ABOUT US

会社概要

会社名
環境微生物研究所株式会社
所在地
石川県野々市市末松1丁目308番地 
石川県立大学内
設立日
2022年8月8日
代表者
馬場 保徳
事業内容
小型メタン発酵装置の開発・製造・販売、
メタン発酵試験の請負、
実験教室の開催
主要株主

ごあいさつ

東北大学にいた2011年に、東日本大震災が起こり被災しました。
夜の明かり、温かいご飯、携帯電話の充電がなくなっていくなか、窓から外をみると雑草と落ち葉だけはありました。

「これを電気に変えられたら、避難している皆、もっと助かるんじゃないか」
「無事に大学に戻ることができたら、雑草発電に取り組むんだ」

避難所でのこの想いから10余年間、基礎研究を続け、2022年8月に実用化の目処がつき、石川県立大学発スタートアップ「環境微生物研究所株式会社」をつくりました。

停電を伴う災害時でも、雑草や野菜くずのような廃棄物を原料にメタン発酵でガスと電気をつくり、地域で『自立(=スタンドアロン)』してエネルギーを賄えるようにする。
こんな未来を願い、私たちの開発した雑草発電装置を「エコスタンドアロン」と名付けました。

エコスタンドアロンは、災害時だけでなく、廃棄野菜が毎日発生するスーパーマーケット等に設置すれば、普段から「廃棄物処分費の削減」、「温室効果ガスの削減」に貢献します。大規模なハウス栽培をされている農業法人に設置すれば、食べない茎や葉っぱをエコスタンドアロンに投入し、それらが溶けた液体は、液体肥料として活用できます。

次の大きな災害が起きる前に、各地に分散して設置して、普段も災害時にも役立つ装置として、エコスタンドアロンを使っていただきたいです。

また、2026年から途上国への取り組みもスタートします。このプロジェクトは「SATREPS」というJICAとJSTによる共同事業で、大学教員として採択をいただきました。地雷除去後のカンボジア農村部では、「農業を行うための水汲み上げポンプの燃料代」と「肥料代」が農家の収入を圧迫しています。エコスタンドアロンを導入し、雑草や廃棄野菜からこの燃料と肥料を生み出し、カンボジアの農家の皆さんの家計の助けとなるべく、カンボジア政府、現地の大学とともに推進します。

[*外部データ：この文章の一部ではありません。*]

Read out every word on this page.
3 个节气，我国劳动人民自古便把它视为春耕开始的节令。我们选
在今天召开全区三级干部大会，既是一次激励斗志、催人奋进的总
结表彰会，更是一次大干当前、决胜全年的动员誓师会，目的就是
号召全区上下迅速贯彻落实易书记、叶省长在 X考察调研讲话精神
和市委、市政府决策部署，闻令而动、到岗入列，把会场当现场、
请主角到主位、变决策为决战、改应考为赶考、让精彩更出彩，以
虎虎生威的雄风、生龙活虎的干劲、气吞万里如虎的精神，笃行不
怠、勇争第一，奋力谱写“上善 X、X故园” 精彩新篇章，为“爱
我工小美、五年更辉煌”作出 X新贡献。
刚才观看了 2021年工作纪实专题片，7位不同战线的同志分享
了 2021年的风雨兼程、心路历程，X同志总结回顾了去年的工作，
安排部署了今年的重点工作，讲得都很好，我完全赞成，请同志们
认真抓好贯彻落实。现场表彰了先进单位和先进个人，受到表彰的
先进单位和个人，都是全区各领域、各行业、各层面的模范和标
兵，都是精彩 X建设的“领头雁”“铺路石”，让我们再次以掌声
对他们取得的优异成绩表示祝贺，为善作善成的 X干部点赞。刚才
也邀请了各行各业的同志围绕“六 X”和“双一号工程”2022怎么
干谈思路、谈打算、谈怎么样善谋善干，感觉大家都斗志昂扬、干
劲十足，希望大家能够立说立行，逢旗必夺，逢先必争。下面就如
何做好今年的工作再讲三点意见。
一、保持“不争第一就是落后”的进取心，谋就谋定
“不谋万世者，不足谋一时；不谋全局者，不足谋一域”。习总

雑草発電「エコスタンドアロン」で、能登、石川、日本、カンボジア、世界の課題解決に貢献してまいります。

Profile
博士(農学)。環境微生物学を専門とし、牛のルーメン微生物を活用したメタン発酵技術の研究で博士号を取得。
2011年の東日本大震災での被災を契機に、「身近な雑草からガスと電気を生み出し、地域がエネルギーを自給できる社会」を目指して、再エネと防災を融合した実用技術の開発に取り組んでいます。
主な受賞歴:
  • 平成25年度 東北大学総長賞
  • 令和元年度 農林水産省 若手農林水産研究者表彰(農林水産技術会議会長賞)

ブランドアイデンティティ

私たちが叶えたいこと

「地域がエネルギーを自立できる世界」

エコスタンドアロンが、
停電下でもエネルギーを生み出す。

平常時には、廃棄物処分費の削減など、
日々の経済活動にも貢献する。

さらに、CO2削減を実現。

「どこにいても、エネルギーがある世界」を、
私たちと一緒に実現しましょう。

ブランドビジュアル

(絵本作家:のむらうこさん作)
男の子が雑草を摘んできて、おじいさんに渡します。おじいさんは、後方に設置されたエコスタンドアロンに雑草を投入し、メタンガスをつくります。そのメタンガスで温かいカレーライスを炊き出し、男の子に手渡します。おじいさんの左にはメタンガスで夜の明かりをともし、男の子の右側には、メタン発電スマートフォンが充電されています。2011年の震災で経験した「あたたかいご飯」「夜のあかり」「携帯電話の充電」を雑草で解決する。こんな願いが込められています。

コーポレートロゴ

(大阪・関西万博ロゴ制作者 デザイナー シマダタモツさん)
コーポレートロゴは、自然からエネルギーが生まれるプロセスを表現しています。緑色の丸は「自然や植物」を、黒い丸は「微生物」を、オレンジ色の長い丸は「エネルギー」を意味しています。植物が微生物によって分解され、新しいエネルギーとして循環していく姿をシンボリックに示しました。「身近な資源を活かして社会を支える」という研究所の理念を、一目で伝えることを目指したデザインです。